The RBA confirmed it will “not rule anything in or out” as it prioritises vigilance to manage inflation risk and return underlying inflation “sustainably” to the target range.
“Policy will need to be sufficiently restrictive until the Board is confident that inflation is moving sustainably towards the target range. The Board will continue to rely upon the data and the evolving assessment of risks to guide its decisions. In doing so, it will pay close attention to developments in the global economy and financial markets, trends in domestic demand, and the outlook for inflation and the labour market. The Board remains resolute in its determination to return inflation to target and will do what is necessary to achieve that outcome.”
“While the outcomes of today’s Melbourne Cup and this week’s US presidential elections are in fierce contention, the market is more or less unanimous on the RBA holding the cash rate this afternoon at 4.35%,” VanEck Head of Investments & Capital Markets, Russel Chesler, said.
“The Australian economy has proven remarkably resilient to downward pressure, however we’re encouraged to see the slow-yet-steady progress in bringing down the inflation rate. Last week’s quarterly inflation print showed that the trimmed mean annual inflation rate had fallen from 4% p.a. in the previous quarter to 3.5% p.a. in the most recent quarter. This is still well outside the RBA’s target range of 2% to 3%, pushing back any cuts to well into 2025.
“The labour market remains robust, with unemployment still at 4.1% in September. Seek job ads rose by 0.5% in September, making it the third consecutive month of rising vacancies. There is no doubt that the job market continues to be hot, which is keeping services inflation high. Unless we see a significant fall in wage inflation from the current level of 4.1%, further falls in inflation will be impeded. We will know more when the third quarter wage inflation numbers are released next Wednesday (13 November 2024).
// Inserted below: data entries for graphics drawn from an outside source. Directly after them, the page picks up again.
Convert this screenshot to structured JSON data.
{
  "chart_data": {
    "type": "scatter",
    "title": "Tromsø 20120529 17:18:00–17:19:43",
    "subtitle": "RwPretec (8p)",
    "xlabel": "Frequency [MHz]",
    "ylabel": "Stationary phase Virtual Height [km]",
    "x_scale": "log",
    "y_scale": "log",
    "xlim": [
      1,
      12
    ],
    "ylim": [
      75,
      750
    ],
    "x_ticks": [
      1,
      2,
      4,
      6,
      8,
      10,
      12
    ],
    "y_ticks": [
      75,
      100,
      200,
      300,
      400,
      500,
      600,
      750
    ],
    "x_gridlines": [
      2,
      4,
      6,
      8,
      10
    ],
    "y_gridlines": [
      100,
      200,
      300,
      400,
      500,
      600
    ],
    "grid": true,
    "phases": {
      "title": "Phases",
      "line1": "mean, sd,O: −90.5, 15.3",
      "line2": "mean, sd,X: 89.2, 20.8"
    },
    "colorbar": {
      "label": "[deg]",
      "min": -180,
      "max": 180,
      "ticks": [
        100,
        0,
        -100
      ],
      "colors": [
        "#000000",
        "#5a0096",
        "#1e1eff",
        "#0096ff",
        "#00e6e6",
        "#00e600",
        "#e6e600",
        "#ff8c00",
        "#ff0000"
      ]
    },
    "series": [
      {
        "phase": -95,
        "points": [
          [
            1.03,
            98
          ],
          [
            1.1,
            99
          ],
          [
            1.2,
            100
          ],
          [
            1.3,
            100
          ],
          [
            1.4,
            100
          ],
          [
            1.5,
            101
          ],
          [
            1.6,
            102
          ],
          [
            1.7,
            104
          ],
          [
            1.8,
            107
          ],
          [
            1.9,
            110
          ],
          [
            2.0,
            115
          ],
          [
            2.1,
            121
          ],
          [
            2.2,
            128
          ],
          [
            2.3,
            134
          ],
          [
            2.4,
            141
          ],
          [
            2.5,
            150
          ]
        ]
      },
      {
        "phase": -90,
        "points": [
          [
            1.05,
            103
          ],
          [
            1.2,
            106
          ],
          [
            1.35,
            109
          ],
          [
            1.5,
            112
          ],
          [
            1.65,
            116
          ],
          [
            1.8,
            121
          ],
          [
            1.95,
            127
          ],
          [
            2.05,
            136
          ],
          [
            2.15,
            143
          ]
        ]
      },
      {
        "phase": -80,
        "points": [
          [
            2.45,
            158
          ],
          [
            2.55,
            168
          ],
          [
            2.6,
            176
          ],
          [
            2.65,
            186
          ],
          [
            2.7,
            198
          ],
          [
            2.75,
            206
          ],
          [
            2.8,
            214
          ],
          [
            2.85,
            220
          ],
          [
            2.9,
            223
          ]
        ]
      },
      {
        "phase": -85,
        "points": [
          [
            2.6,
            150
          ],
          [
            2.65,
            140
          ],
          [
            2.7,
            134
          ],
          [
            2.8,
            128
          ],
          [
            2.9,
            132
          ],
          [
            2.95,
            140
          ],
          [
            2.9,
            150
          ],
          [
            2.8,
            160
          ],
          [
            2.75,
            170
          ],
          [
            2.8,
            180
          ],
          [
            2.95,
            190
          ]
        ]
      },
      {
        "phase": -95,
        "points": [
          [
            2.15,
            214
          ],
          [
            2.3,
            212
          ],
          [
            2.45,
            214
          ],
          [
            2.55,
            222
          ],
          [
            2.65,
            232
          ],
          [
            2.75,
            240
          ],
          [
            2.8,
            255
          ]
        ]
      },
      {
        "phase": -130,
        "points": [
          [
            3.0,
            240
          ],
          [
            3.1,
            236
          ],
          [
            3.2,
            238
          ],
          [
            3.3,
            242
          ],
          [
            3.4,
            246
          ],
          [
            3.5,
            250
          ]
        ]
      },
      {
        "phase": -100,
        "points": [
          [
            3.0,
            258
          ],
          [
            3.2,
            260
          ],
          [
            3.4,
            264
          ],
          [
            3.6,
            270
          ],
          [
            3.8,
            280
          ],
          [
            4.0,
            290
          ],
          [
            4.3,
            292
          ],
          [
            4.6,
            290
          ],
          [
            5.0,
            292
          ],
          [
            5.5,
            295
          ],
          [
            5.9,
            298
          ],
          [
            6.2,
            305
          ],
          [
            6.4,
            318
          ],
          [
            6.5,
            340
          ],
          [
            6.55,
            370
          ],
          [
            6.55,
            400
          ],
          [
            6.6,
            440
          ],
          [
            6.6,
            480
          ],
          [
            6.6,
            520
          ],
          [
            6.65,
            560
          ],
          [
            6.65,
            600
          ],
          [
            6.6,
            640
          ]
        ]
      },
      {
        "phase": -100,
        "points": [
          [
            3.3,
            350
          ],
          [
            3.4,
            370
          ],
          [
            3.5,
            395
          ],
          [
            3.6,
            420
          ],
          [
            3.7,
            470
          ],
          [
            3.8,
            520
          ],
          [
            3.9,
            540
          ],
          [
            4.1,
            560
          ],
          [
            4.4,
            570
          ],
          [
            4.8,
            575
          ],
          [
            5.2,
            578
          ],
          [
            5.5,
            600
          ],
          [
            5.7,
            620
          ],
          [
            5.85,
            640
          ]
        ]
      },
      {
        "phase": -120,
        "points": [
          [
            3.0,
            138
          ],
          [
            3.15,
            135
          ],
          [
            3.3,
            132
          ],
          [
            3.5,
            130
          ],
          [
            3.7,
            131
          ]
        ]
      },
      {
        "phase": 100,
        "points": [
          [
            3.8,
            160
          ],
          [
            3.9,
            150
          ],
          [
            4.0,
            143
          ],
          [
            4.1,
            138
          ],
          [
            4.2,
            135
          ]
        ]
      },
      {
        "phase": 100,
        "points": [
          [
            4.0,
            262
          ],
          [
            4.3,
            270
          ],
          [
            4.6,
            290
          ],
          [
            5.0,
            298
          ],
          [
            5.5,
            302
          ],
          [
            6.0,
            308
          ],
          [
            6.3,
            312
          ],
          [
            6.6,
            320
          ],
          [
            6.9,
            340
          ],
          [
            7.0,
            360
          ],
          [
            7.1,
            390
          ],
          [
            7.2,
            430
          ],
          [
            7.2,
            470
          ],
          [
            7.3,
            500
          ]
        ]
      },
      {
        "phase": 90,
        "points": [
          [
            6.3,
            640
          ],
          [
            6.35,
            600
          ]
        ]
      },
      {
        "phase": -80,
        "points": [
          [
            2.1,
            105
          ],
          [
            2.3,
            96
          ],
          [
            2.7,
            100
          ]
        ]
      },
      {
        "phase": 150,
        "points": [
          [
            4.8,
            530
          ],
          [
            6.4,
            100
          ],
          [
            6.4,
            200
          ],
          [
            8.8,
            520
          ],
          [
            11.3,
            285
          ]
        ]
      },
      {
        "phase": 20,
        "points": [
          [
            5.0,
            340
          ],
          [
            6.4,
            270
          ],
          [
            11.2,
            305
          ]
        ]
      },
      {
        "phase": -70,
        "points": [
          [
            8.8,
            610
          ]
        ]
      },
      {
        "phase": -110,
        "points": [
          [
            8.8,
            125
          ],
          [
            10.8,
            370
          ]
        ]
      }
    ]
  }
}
“We are on a very different path to the US, which is expected to cut rates by another 25pbs on Friday. Our rate increases started a few months later and were not as steep. Even after the expected 25bps rate cut, their federal funds rate will still be around 4.6%, which is well above the current RBA official cash rate. It is going take longer for the rate increases to unwind here in Australia, however the narrowing interest rate differential between Australian and US may prove positive for the AUD.”